Ukraine: U.S. Announces Sanctions, Russia Threatens Retaliation
The United States has been threatening increased sanctions against Russia in response to its encroachment and interference in Ukraine’s transition to a new opposition government after a long period of violent, internal protest rocked the country. Former Ukrainian President Viktor Yanukovych escaped from Ukraine to find shelter in Russia; Ukraine’s interim government accused him of mass murder following his rapid departure form the country. Troops of Russian origin have since invaded Crimea, a portion of Ukraine with a large number of ethnic Russians. Now, President Barack Obama has taken another step to further increase pressure on Russia and indicate the U.S.’s displeasure.
Obama signed an executive order on Thursday that will “authorize sanctions on individuals and entities responsible or activities undermining democratic processes or institutions in Ukraine,” White House Press Secretary Jay Carney said in a press release. The State Department also put visa restrictions on officials and individuals who were or are involved in “threatening the sovereignty and territorial integrity of Ukraine.”
According to Carney’s release, the executive order is intended to be a more adaptive mechanism for dealing with interests that would destabilize Ukraine, and it does not exclude the possibility of continued steps should the need arise. In the past month, the United States has taken other steps toward isolating Russia, including ending trade and investment discussions, freezing a number of bilateral meetings, and temporarily ceasing Russian and U.S. military-to-military engagement. On top of that, the U.S. and other nations have agreed to put off preparations for the Group of 8 summit in Sochi, Russia, which is scheduled to take place in June.

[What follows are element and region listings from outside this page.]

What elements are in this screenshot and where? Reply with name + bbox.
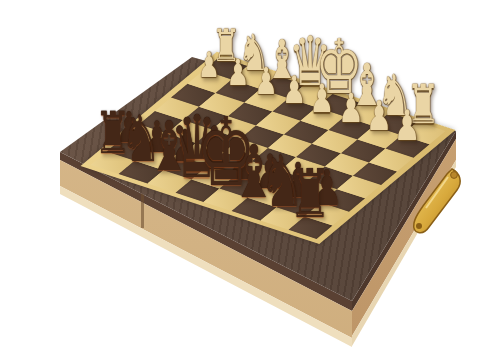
chess-set-photo: ♜♞♝♛♚♝♞♜♟♟♟♟♟♟♟♟♟♟♟♟♟♟♟♟♜♞♝♛♚♝♞♜ xyxy=(0,0,500,355)
piece-white-pawn-g2[interactable]: ♟ xyxy=(366,96,392,137)
pieces-layer: ♜♞♝♛♚♝♞♜♟♟♟♟♟♟♟♟♟♟♟♟♟♟♟♟♜♞♝♛♚♝♞♜ xyxy=(0,0,500,355)
piece-white-pawn-a2[interactable]: ♟ xyxy=(198,47,220,82)
piece-white-pawn-e2[interactable]: ♟ xyxy=(310,80,335,119)
piece-black-rook-h8[interactable]: ♜ xyxy=(289,161,332,228)
piece-white-pawn-b2[interactable]: ♟ xyxy=(226,55,249,91)
piece-white-pawn-d2[interactable]: ♟ xyxy=(282,72,306,110)
piece-white-pawn-f2[interactable]: ♟ xyxy=(338,88,363,128)
piece-white-pawn-c2[interactable]: ♟ xyxy=(254,63,278,100)
piece-white-pawn-h2[interactable]: ♟ xyxy=(394,104,421,146)
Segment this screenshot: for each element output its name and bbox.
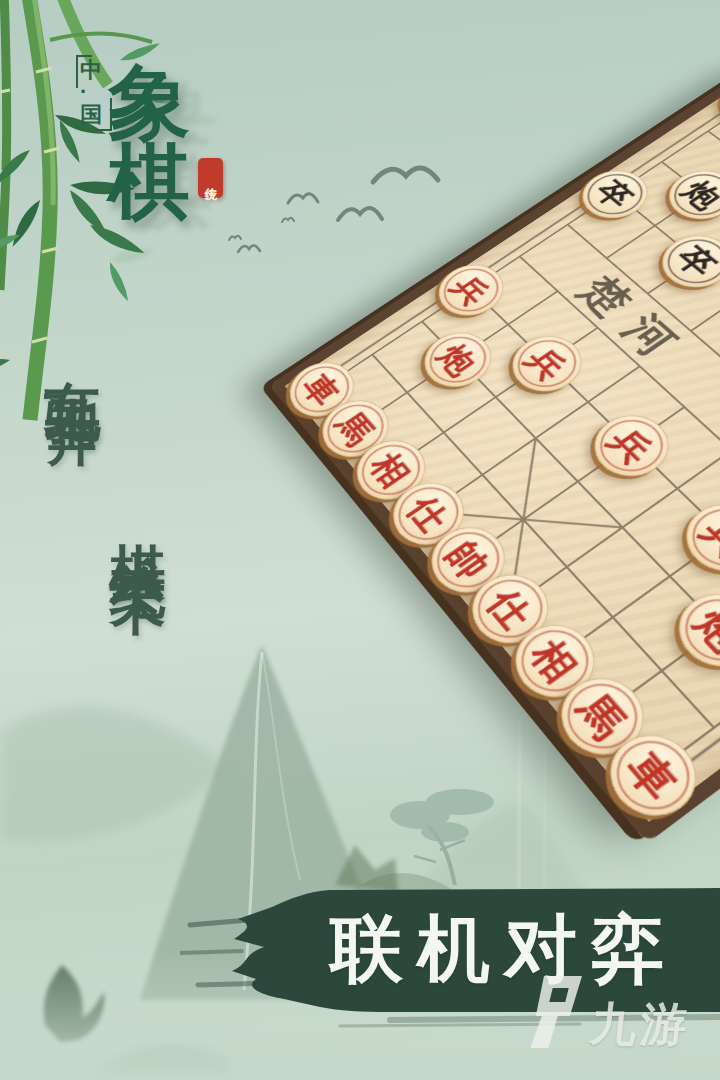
xiangqi-board: 楚 河 漢 界 車馬象士將士象馬車炮炮卒卒卒卒卒兵兵兵兵兵炮炮車馬相仕帥仕相馬車: [269, 63, 720, 843]
river-text-he: 河: [612, 306, 687, 364]
watermark: 九游: [524, 972, 697, 1056]
logo-title: 象 棋: [108, 64, 190, 221]
poster: 车驰马奔 棋术绝天下: [0, 0, 720, 1080]
logo-country-label: 中·国: [80, 59, 104, 126]
slogan-column-1: 车驰马奔: [35, 334, 111, 378]
tradition-seal: 传统: [198, 158, 223, 198]
river-text-chu: 楚: [569, 268, 642, 324]
logo-title-char-2: 棋: [108, 143, 190, 222]
jiuyou-9-icon: [524, 972, 588, 1052]
logo-title-char-1: 象: [108, 64, 190, 143]
logo: 中·国 象 棋 传统: [70, 50, 250, 250]
watermark-brand-label: 九游: [588, 994, 695, 1056]
slogan-column-2: 棋术绝天下: [100, 498, 176, 553]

“We’ve made clear that it is an absolute clear-cut violation of Ukraine’s territorial integrity to take the steps that Russia has taken, and that’s why we urge Russia to very quickly and immediately begin a dialogue with the government of Ukraine,” Carney said at a press gaggle on Thursday. “Pull back Russia’s military forces to their bases, restore Ukraine’s territorial integrity, and allow for the urgent deployment of observers and human rights monitors.”
According to The New York Times, Russian officials responded in anger to the sanctions, saying that Russia could return the actions to the United States. “The U.S. has the right, and we have the right to respond to it,” said Vladimir Lukin, the human rights commissioner of Russia and previously the ambassador to the United States, the Times reports.
“But all this is, of course, not making me happy,” Lukin said of the sanctions. “There are many one-sided, half-hysterical evaluations in the media. I repeated this to John Kerry, who seems to understand that it doesn’t really help the flow of normal work. It’s impossible to work honestly under the threat of ultimatums and sanctions.”
On the other hand, some don’t believe the sanctions are likely to have much real effect. “It doesn’t say, for example, that certain Russian state and private banks will be punished by a 30 percent increase on the political risk margin, or that exports of some products will be banned, or that there will be no technology transfer,” said Igor Y. Yurgeens, previously a Kremlin adviser and current head of the Institute of Contemporary Development in Moscow, to The New York Times. “It’s more of a political signal than a serious economic tool.”